Wednesday, 6 March 2013

The investment advice as given by Fisher

Fisher was a very successful American investor. I would highly advice that you take a look at my book list and read the book to understand the points. I like everything Fisher is saying and doing and I understand that he was highly successful I also realise that I have no chance of following up what he did and I therefore need to go a different approach.

Everything below is according to Philip A. Fisher in "Common Stocks and Uncommon Profits and Other Writings":

Scuttlebutt: Ask in one branch what competitors have for advantage/disadvantage, ask salespeople of how things are, ask people that left the company, ask university people of favoured products etc. Tie it all together.

  1. Does the company have a sufficient market for making products or service sales that are increasing for several years to come?
  2. Is management interested in developing new products and processes for increasing the future sales?
  3. How effective is the companies research and development in comparison to its size?
  4. Does the company have an above average sales organization?
  5. Does the company have a worth while profit margin?
  6. What is the company doing to maintain or improve profit margin?
  7. Does the company have outstanding labour and personnel relations?
  8. Does the company have outstanding executive relations?
  9. Does the company have depth to its management?
  10. How good are the companies cost analysis and accounting control?
  11. Are there other aspects of the company, somewhat peculiar to the industry involved, which will give the investor important clues as to how outstanding the company is compared to its competitors.
  12. Does the company have short range or long range in regards to profits?
  13. In the foreseeable future will the growth in the company require equity funding so that the large number of shares then outstanding will largely cancel the stockholders benefit from this anticipated growth?
  14. Does the management talk freely when things are going well but clam up when troubles and disappointments occur?
  15. Does the company have a management of unquestionable integrity?
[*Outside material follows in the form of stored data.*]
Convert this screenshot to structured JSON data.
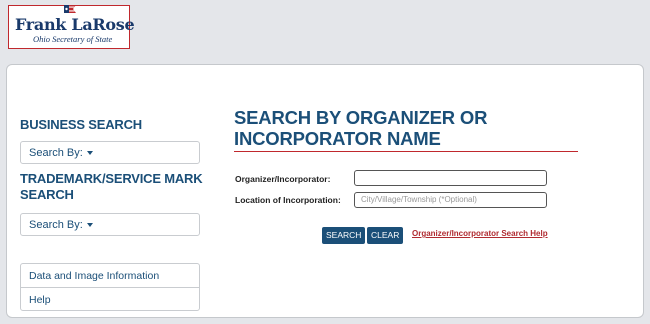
{
  "logo": {
    "name": "Frank LaRose",
    "subtitle": "Ohio Secretary of State"
  },
  "sidebar": {
    "business_heading": "BUSINESS SEARCH",
    "business_dropdown": "Search By:",
    "trademark_heading": "TRADEMARK/SERVICE MARK SEARCH",
    "trademark_dropdown": "Search By:",
    "links": [
      "Data and Image Information",
      "Help"
    ]
  },
  "main": {
    "title": "SEARCH BY ORGANIZER OR INCORPORATOR NAME",
    "organizer_label": "Organizer/Incorporator:",
    "organizer_value": "",
    "location_label": "Location of Incorporation:",
    "location_placeholder": "City/Village/Township (*Optional)",
    "search_button": "SEARCH",
    "clear_button": "CLEAR",
    "help_link": "Organizer/Incorporator Search Help"
  },
  "colors": {
    "brand_blue": "#1b4f78",
    "accent_red": "#c0282d",
    "background": "#e4e6ea"
  }
}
  1. Don´t buy into promotional companies.
  2. Don´t ignore a good stock just because it is handled over the counter.
  3. Don´t buy stocks just because you like the tone in the annual report.
  4. Don´t assume that the high price at which a stock is selling in relations to earnings is necessary an indication of that further growth in those earnings are included in the price.
  5. Don´t quibble of eights and quarters. 

  1. Don´t overstress diversification.
  2. Don´t be afraid of buying on a war scare.
  3. Don´t be influenced by what does not matter.
  4. Don´t fail to consider time as well as price for buying a true growth stock.
  5. Don´t follow the crowd.

  1. The company must realise that in the world where it operates is changing at an ever increasing rate.
  2. Employees at every level must feel that they are working for a good company.
  3. Management must be willing to submit itself to the disciplines required for sound growth.